The Tale of Two Barbers
They say that Solomon was the wisest man who ever lived, but when I was growing up, I thought my brother Daniel (whose celebrates a birthday this month) was giving Solomon a run for the money. We were both moving toward a slightly orthodox phase; although while I was in the stamp and chess club and reading science fiction, the entrepreneurial Daniel had a lucrative business making yarmulkes with fellow fourth-graders’ names stitched, in Hebrew, on the pattern.
Danny posed this paradox, a koan typical of my younger sibling: “There are two barbers in town. One has a good haircut, the other an awful haircut. Which one would you go to?”
“It’s obvious,” I said confidently. “The one with the good haircut!”
“Ah,” he replied with a wry smile, “but that one got his haircut from the other barber. You’d want to go to the barber with the bad haircut, because he got his hair cut from the only barber in town with any talent.”
That mystified me–even though I had just written a poem entitled, The Aftermath of World War Three–and found in access to other worlds the answers I was seeking. But Dan had a point. (He would later get a master’s in philosophy.)
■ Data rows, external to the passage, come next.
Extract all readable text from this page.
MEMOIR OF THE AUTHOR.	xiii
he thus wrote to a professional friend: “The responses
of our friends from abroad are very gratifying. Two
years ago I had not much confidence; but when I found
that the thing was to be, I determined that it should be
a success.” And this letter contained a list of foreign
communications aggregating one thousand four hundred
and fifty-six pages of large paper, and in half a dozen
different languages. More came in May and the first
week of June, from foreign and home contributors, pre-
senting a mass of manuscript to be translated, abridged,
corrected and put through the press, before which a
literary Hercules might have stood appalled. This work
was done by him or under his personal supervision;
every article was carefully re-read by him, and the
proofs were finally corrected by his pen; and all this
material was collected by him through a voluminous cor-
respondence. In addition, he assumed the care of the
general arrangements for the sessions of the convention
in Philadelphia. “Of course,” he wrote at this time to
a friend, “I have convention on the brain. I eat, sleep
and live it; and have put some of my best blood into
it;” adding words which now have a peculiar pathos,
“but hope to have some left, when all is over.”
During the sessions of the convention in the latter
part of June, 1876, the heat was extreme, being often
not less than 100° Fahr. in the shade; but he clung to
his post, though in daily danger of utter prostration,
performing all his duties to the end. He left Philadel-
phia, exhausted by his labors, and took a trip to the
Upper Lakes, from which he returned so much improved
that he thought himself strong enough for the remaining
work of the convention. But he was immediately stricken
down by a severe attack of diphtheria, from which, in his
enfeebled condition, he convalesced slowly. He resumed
Free Will and the Purpose of Energy Medicine
We have free will, after all, that was the lesson of Eden. (Recall that according to Adam, Eve, and the Serpent and The Gnostic Gospels by religion scholar Elaine Pagels, the serpent was an initiator of knowledge for our forebears, not a slimy, dirt-mucking adversary. The snake taught us how to distinguish good from evil–the primordial ethicist, if you will.) We can choose either barber. And according to Dan, the one with the good haircut is not always the one you want to cut your hair. Tuck that message, Dan’s tale suggested, into some intra-psychic cavern of consciousness for future reference.
Speaking of barbers–the forerunners to today’s modern surgeons–let’s turn back to health care. The National Center for Complementary and Alternative Medicine (NCCAM) at the National Institutes of Health (NIH) includes prayer and meditation within the definition of CAM. This has been subject to much debate; yet, it is difficult to separate, for example, a tradition such as Tibetan medicine from its whole-system roots in Tibetan Buddhism. Medicine and spirituality are coterminous; and drawing from the analogy of the Medicine Buddha, everything in our environment can be used for healing (or its reverse, depending on our exercise of free will).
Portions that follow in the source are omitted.